Возникла небольшая пауза. Впрочем, Манна можно было понять, голова у него уже давно шла кругом, но его осенило через мгновение. Он снова ударил по столу – на этот раз кулаком. И, спохватившись, сразу отмахнулся от нервно вздрогнувшего метрдотеля, мол, не до тебя!
– А, черти бы их драли! – воскликнул он от души звучным басом. – Доспех! Сукины дети! Спектакль устроили!
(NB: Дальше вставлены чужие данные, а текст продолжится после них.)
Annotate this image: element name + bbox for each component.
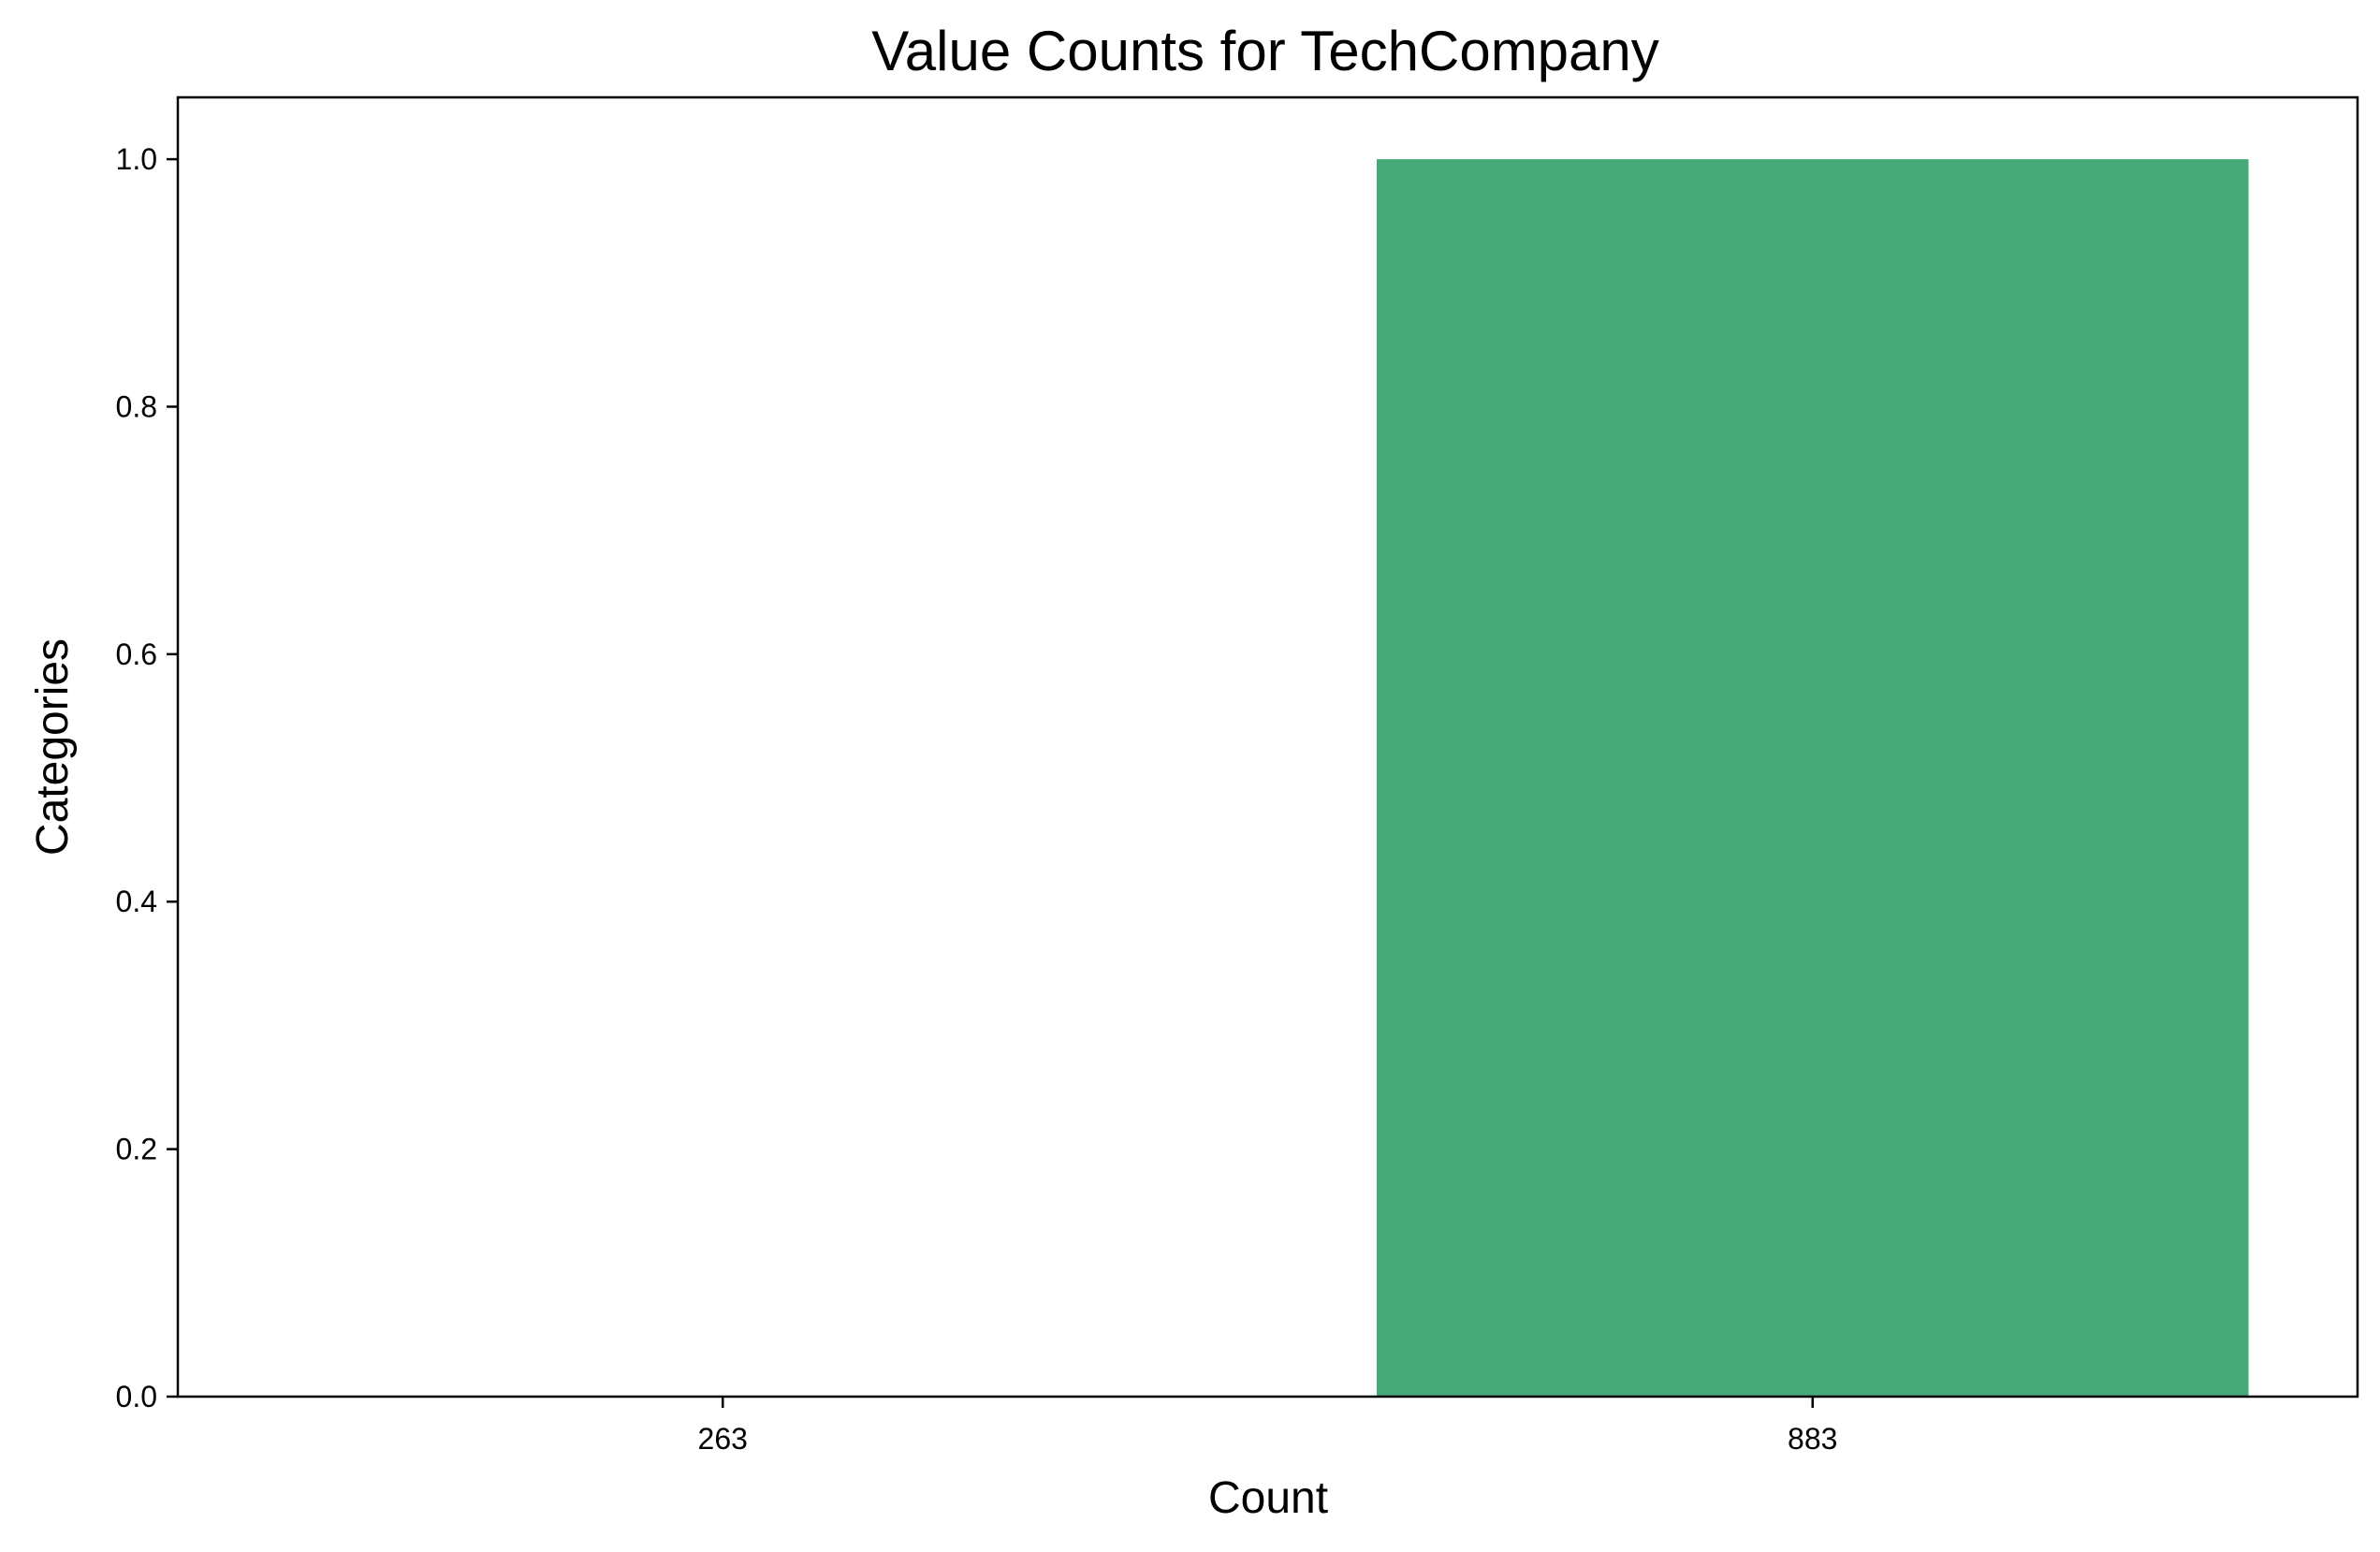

– Вот именно! Их несколько! Самостоятельно, без чужой помощи он доспех ни за что бы не надел. Это значит, у него есть сообщник! Который знает, как надевается японский доспех, а поверь мне, там одной шнуровки – не один метр! Значит, помощник – японец! Следовательно, и преступник – японец! Никогда японец не станет помогать в таком деле «гайдзину», – когда речь идет о «национальных сокровищах» Японии. Японец скорее совершит сэппуку – самоубийство, чем поможет иностранцу украсть японский меч! И еще: мало было помочь надеть доспех, надо было как-то умудриться утащить восковую фигуру, которая до этого сидела на пеньке. Как они это сделали? И куда они ее дели? Надо просмотреть видео двух предыдущих ночей. В общем, на ближайший час наша задача – видео с камер наблюдения за прошлые двое суток. Кстати, по экспертизе стекла пока нет ничего? Ладно, подождем.
– Мда-а, – протянул Манн, потирая руки. – Отлично! Не зря я вас пригласил! Ну что, в музей?
– А, кстати, вот и Фудзивара! – Алекс поднялся из-за стола, увидев подходящего маленького японца.
Генерал Манн последовал его примеру, и оба они низко склонились перед мастером. Он с достоинством поклонился им в ответ.
– Сигенори-сан будет в Афинах завтра. Он хотел бы поселиться в соседнем номере со мной, чтобы мы могли беспрепятственно общаться. Нам многое нужно обсудить! – произнес японец по-английски.
– Организуем, к его приезду все будет готово, мастер! – почтительно отреагировал Манн.
– Если возможно, я бы хотел лично поговорить о случившемся с моими соотечественниками в музее, – продолжил Фудзивара. – Я немедленно сообщу вам о результатах.
– Разумеется, машина ждет у входа, – кивнул генерал Манн, и все втроем они покинули ресторан.
Пристально наблюдавший за ними злосчастный метрдотель выдохнул с облегчением и, устало утирая пот платком, со стоном опустился на стул.
Часть шестая
Самурай должен прежде всего постоянно
помнить – помнить днем и ночью, с того утра, когда он берет в руки палочки, чтобы вкусить новогоднюю трапезу, до последней ночи старого года, когда он платит свои долги – что он должен умереть.
Смолев оказался прав: камеры наблюдения в зале музея зафиксировали, как предыдущей ночью двое неизвестных, одетых в черные халаты с капюшонами, осторожно сняли с постамента восковую фигуру в доспехах, положили ее на носилки и, споро перебирая ногами, унесли за портьеры. Действовали быстро – им потребовалось всего каких-то две минуты. Уже ранним утром, перед самым первым обходом, около семи часов утра, из-за портьеры шагнула коренастая фигура в рогатом шлеме и полном защитном облачении, быстро уселась на подставку и замерла в неподвижности.
Получается, что злоумышленник просидел целый день на выставке, мимо него ходили посетители, и они ничего не заметили!
То, что они не заметили – это как раз неудивительно: лицо его было затянуто черным шелком, да еще на нем была и звероподобная маска демона войны, рассуждал Смолев.
Самурай сидел в глубине подиума, за спиной была стена, освещение было устроено так, что угол постоянно оставался в полумраке, что преступнику было только на руку. Удивительно другое: как смог он просидеть неподвижно весь день, пока мимо ходили люди?
Вот это выдержка, подумал Смолев с уважением.
– Ты хочешь сказать, что он вот так и сидел весь день, смотрел на посетителей и не шевелился? – никак не мог поверить Виктор Манн. – Неужели такое возможно? Он что, железный? Кто просидит, совершенно не шевелясь, несколько часов подряд?